Tying right over right, then right over right; or left over left, then left over left; will produce a granny knot, which is not desirable. cantara’s link has pictures which may help. Just be aware that the mirror image of a square knot is a square knot, and a mirror image of a granny knot is a granny knot. The link does not show these mirror images. What you need is mirror image square knots, obviously changing only on the side that comes loose.
I was going to make that point. The experiment could be interesting, but I suspect the practical solution to the problem is to learn to tie the knot differently so that it is able to resist lateral forces from both directions. If nothing else, just tie an overhand in the finished loops. I do this, not to prevent slippage, but because the sneakers I buy seem to come with really long laces, and I have to do something to keep from walking on the damned things.

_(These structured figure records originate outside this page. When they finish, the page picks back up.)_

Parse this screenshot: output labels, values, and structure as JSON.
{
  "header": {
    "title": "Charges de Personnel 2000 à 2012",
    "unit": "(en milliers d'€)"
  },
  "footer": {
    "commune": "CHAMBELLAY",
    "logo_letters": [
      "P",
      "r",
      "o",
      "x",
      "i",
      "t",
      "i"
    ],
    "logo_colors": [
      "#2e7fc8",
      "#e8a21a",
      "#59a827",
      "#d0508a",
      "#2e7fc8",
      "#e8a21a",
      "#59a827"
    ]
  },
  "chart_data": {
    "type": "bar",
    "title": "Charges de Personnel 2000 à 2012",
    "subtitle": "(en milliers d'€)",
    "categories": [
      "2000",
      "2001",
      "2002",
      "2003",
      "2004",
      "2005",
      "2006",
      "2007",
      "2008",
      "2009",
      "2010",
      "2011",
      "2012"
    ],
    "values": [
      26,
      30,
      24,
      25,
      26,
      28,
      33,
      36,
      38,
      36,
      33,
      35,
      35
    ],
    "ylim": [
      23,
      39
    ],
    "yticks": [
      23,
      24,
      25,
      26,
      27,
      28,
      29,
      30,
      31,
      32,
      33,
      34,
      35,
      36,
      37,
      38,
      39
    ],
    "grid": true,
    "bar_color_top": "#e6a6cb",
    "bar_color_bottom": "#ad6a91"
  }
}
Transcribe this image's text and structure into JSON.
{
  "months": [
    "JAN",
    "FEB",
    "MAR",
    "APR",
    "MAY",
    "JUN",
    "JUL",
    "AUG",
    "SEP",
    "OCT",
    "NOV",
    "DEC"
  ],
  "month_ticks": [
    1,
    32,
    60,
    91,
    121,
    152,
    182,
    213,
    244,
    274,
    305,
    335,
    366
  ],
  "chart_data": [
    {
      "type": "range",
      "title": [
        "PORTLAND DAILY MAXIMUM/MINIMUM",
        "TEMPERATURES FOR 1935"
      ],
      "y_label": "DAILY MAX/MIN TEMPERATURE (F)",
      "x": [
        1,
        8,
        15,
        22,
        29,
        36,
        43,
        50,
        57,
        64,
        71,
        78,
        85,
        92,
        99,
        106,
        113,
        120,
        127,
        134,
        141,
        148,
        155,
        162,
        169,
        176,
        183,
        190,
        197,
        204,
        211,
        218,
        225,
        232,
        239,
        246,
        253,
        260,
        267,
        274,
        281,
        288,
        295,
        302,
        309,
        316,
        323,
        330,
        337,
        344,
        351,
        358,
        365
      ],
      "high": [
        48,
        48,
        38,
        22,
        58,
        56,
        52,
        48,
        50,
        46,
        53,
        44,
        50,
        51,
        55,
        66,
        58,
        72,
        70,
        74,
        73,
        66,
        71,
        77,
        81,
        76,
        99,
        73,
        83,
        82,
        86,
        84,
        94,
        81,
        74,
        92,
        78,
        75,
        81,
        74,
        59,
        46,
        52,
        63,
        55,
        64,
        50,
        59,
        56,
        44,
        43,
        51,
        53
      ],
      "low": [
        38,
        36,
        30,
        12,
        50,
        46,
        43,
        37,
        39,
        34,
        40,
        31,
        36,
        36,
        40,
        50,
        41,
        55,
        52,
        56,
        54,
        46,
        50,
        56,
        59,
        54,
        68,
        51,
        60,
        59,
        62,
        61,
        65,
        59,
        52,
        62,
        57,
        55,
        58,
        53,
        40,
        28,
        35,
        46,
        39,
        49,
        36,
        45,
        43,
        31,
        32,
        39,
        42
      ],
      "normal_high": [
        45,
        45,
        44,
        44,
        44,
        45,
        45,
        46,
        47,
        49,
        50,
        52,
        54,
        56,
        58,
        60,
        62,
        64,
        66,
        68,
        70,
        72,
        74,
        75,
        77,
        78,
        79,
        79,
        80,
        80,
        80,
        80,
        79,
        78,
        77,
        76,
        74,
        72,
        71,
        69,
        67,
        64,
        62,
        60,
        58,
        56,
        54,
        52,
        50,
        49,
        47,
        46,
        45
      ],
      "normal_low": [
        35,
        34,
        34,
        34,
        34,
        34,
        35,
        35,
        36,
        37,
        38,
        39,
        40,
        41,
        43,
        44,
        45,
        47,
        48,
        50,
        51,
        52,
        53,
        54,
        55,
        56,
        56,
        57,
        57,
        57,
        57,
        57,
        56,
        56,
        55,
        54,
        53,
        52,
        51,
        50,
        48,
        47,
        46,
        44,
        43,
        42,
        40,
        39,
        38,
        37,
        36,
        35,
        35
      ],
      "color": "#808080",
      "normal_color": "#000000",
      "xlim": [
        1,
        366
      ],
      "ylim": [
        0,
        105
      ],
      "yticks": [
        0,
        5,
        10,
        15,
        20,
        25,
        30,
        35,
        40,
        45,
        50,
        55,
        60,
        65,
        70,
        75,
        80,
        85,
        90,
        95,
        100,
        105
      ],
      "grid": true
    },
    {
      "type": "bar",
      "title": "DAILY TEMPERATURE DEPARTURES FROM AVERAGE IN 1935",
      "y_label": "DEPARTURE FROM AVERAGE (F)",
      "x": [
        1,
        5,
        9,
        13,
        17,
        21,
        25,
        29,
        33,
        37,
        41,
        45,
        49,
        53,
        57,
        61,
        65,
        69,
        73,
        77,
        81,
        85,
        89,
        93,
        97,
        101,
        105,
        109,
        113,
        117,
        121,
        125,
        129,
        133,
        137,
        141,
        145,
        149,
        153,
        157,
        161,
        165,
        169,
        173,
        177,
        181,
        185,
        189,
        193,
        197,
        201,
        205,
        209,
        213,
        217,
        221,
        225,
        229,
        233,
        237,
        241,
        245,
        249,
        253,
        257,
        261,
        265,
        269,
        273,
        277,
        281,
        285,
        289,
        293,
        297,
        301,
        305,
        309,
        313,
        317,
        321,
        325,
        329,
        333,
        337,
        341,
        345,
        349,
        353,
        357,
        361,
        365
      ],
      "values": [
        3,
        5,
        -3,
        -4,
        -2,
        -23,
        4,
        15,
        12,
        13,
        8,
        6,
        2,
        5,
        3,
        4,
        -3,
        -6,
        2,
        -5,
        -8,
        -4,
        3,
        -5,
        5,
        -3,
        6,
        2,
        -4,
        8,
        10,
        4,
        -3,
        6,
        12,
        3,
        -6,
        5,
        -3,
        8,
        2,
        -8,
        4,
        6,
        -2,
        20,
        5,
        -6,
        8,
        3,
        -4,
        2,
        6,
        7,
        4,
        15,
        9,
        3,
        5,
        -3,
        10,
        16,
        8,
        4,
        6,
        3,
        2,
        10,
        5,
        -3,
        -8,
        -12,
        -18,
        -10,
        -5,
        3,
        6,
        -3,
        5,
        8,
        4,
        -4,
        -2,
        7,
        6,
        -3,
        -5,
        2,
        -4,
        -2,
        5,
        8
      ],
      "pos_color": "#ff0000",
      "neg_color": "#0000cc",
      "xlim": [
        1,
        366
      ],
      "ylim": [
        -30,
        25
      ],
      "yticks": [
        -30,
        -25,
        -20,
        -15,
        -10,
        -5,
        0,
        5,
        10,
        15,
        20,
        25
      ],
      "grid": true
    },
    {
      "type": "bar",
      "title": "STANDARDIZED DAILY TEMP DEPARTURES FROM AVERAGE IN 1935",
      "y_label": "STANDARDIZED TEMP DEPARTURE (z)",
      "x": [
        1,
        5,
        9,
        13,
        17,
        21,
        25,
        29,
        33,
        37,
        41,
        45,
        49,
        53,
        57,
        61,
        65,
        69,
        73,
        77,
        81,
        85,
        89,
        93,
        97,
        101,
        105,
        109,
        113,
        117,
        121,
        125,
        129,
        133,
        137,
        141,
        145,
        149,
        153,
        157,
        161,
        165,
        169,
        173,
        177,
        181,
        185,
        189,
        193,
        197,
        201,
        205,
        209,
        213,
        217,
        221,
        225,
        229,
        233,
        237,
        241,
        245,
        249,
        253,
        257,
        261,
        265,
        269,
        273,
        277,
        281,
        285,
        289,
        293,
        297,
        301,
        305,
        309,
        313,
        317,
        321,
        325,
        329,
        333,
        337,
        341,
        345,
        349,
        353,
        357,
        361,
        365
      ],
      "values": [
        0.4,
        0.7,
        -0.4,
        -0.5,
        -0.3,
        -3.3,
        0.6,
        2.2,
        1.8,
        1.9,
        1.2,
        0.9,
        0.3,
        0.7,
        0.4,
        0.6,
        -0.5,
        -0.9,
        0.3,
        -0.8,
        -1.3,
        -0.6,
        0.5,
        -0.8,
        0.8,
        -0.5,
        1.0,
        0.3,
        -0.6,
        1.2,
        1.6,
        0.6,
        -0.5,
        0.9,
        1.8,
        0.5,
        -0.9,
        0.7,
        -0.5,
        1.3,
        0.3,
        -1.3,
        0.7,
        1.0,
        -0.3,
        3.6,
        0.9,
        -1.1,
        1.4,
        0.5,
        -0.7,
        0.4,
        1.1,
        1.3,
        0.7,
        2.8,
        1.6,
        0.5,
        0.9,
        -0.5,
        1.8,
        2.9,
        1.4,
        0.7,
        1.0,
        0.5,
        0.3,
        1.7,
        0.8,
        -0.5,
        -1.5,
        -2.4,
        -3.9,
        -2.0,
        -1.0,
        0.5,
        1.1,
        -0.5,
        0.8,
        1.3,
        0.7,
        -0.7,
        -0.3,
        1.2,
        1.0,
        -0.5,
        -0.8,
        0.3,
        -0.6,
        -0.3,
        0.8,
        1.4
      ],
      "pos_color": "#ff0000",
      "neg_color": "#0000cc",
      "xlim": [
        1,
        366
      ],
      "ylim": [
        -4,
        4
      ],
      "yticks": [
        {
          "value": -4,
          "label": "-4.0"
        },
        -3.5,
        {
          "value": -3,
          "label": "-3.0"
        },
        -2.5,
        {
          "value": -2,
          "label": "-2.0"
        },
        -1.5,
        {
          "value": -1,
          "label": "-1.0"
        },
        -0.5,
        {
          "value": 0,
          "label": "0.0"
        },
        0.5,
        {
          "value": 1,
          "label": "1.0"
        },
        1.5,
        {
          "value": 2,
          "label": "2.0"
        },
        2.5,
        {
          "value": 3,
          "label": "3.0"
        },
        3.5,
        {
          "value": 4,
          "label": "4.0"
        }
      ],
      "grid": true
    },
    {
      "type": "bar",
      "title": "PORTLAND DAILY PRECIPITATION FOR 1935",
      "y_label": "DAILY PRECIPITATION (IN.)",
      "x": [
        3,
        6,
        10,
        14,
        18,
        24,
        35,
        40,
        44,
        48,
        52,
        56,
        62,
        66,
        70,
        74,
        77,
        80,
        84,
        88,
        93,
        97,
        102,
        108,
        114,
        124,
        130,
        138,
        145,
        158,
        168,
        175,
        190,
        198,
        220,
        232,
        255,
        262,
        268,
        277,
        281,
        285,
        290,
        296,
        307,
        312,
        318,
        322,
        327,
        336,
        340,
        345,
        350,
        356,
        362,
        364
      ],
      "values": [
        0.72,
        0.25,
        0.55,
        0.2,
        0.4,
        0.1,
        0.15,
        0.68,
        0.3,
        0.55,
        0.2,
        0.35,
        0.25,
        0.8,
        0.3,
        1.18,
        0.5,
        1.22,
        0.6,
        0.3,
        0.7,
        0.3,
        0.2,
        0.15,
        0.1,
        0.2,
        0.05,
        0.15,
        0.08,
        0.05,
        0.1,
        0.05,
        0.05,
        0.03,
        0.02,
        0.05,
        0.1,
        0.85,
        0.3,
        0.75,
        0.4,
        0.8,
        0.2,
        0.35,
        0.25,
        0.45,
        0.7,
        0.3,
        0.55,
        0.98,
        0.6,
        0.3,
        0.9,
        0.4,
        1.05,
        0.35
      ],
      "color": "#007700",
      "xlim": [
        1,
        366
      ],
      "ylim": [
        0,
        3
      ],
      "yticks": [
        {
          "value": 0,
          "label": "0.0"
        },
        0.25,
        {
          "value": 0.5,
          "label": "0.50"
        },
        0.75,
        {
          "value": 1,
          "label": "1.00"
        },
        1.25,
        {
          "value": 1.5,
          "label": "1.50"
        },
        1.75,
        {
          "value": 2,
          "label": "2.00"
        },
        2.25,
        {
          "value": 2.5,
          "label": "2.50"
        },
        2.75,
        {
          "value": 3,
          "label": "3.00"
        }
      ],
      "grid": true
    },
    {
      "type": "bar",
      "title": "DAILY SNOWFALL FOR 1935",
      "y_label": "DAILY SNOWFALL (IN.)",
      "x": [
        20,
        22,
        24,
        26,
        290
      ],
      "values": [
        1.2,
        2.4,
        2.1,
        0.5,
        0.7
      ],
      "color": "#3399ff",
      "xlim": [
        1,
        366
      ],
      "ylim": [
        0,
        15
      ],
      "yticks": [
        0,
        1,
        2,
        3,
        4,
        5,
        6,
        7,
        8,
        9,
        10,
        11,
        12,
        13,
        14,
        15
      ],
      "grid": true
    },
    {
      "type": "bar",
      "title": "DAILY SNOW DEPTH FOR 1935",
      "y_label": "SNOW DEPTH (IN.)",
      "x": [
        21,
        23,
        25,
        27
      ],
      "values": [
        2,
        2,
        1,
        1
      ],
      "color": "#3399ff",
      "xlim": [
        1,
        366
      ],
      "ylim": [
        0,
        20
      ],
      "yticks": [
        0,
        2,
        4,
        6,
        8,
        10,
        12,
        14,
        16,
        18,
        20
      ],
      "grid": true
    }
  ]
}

Does this happen with more than one pair of shoes, or have you only just started noticing it?
Anyway, to see if we can hone in on a precise cause, here are a couple of diagnostic steps that you might like to try:
-Try walking around in the southern hemisphere for a few days
-Try wearing your shoes on the opposite feet for a few days
I’m the OP. From the page above, I realized that I was actually tieing my shoelaces in a granny knot. The granny knot seems to work fine on my left shoe. I’ve changed the knot on my right shoe to a square knot, and the problem seems to be solved. No untied right shoe in 3 days.